La mise en place d’un « reste à charge zéro » sur des soins prothétiques onéreux et mal remboursés, chez le dentiste, l’opticien ou l’audioprothésiste, était une promesse électorale du candidat Macron, pour faire progresser l’accès aux soins . Trois ans après son lancement par paliers, l’offre « 100 % Santé » est pleinement opérationnelle et commence à montrer des résultats satisfaisants, comme l’ont expliqué un panel de spécialistes invités à une réunion de l’Association des journalistes d’information sociale (Ajis), jeudi.

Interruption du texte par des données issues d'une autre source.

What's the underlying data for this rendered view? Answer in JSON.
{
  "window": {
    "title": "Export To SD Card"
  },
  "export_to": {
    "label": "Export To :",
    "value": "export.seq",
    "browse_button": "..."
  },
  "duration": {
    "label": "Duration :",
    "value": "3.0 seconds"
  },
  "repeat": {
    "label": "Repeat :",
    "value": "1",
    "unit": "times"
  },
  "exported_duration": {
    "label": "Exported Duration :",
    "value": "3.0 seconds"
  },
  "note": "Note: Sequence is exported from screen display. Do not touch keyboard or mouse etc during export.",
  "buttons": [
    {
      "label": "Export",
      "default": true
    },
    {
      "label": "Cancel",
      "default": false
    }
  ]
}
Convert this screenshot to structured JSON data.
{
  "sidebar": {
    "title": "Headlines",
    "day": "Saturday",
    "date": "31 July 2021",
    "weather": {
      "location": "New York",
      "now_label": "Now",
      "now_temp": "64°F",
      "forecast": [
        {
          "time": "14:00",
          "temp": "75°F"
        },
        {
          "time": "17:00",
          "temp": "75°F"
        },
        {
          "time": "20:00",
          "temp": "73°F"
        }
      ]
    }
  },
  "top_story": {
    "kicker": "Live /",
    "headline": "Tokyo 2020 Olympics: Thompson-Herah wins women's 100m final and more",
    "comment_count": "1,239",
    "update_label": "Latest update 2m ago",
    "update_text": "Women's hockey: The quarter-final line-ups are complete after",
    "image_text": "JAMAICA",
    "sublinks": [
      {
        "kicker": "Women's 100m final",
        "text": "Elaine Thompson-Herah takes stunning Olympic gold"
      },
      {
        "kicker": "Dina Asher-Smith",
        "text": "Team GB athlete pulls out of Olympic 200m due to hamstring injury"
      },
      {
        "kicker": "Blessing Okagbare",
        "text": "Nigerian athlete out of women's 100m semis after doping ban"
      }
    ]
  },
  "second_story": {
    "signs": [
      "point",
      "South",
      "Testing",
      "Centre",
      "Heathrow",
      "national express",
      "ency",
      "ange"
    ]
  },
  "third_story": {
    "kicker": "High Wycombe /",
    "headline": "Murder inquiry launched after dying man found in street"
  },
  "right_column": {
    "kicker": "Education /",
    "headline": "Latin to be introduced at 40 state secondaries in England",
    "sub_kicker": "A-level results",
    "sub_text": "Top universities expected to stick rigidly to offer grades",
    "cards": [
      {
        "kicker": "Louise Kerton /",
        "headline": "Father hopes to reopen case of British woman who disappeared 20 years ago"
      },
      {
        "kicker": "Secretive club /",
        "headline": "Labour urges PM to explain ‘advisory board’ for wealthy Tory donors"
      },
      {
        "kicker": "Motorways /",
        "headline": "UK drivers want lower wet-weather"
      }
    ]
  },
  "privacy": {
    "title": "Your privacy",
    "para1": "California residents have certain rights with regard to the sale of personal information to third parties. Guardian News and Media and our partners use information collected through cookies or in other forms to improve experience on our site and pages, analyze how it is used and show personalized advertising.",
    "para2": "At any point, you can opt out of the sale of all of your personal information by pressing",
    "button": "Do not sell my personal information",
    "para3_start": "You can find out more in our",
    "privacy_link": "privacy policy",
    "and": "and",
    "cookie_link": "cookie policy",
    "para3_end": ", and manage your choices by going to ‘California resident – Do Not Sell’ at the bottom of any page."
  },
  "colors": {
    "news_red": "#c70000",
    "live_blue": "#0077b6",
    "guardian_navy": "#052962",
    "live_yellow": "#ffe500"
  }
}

La réforme s’est achevée en janvier : tous les Français qui en ont besoin peuvent désormais s’équiper gratuitement en audioprothèses, même s’ils ne sont pas défavorisés. L’Assurance-maladie et les complémentaires santé prennent en charge le remboursement intégral pour des appareils valant jusqu’à 950 euros par oreille. Il est trop tôt pour un bilan dans l’auditif, mais le directeur de la Sécurité sociale, Franck Von Lennep, a fait remarquer que la part des équipements du panier 100 % Santé, pas encore intégralement remboursés en 2020, avait baissé de 13 % à 11,5 % des ventes l’année dernière – sans doute parce que les patients ont attendu l’entrée en vigueur de la réforme pour se faire soigner. L’attente est donc forte.
Les dentistes jouent le jeu
Le gouvernement peut, en revanche, d’ores et déjà se féliciter du succès de l’opération chez les dentistes, car 53 % des soins prothétiques sont déjà inclus dans le panier gratuit et 21 % dans un deuxième panier de soins « à reste à charge modéré ». « On peut considérer qu’on est déjà dans la cible de l’objectif de la réforme », a déclaré le haut fonctionnaire, en rappelant que le problème d’accès aux soins dentaires se concentre sur les gens qui ont des revenus modestes mais qui travaillent.
Depuis 2020, la couronne céramo-métallique, facturée en moyenne 542 euros, est par exemple intégralement remboursée. Selon Julie Pougheon, responsable de l’accès aux soins à la Caisse nationale d’assurance-maladie, la moitié des patients qui ont tiré parti du 100 % Santé l’année dernière n’étaient pas bénéficiaires de la complémentaire santé solidaire. « En dentaire, la pénétration est alignée sur nos prévisions, ce qui signifie que les professionnels jouent le jeu », reconnaît-elle.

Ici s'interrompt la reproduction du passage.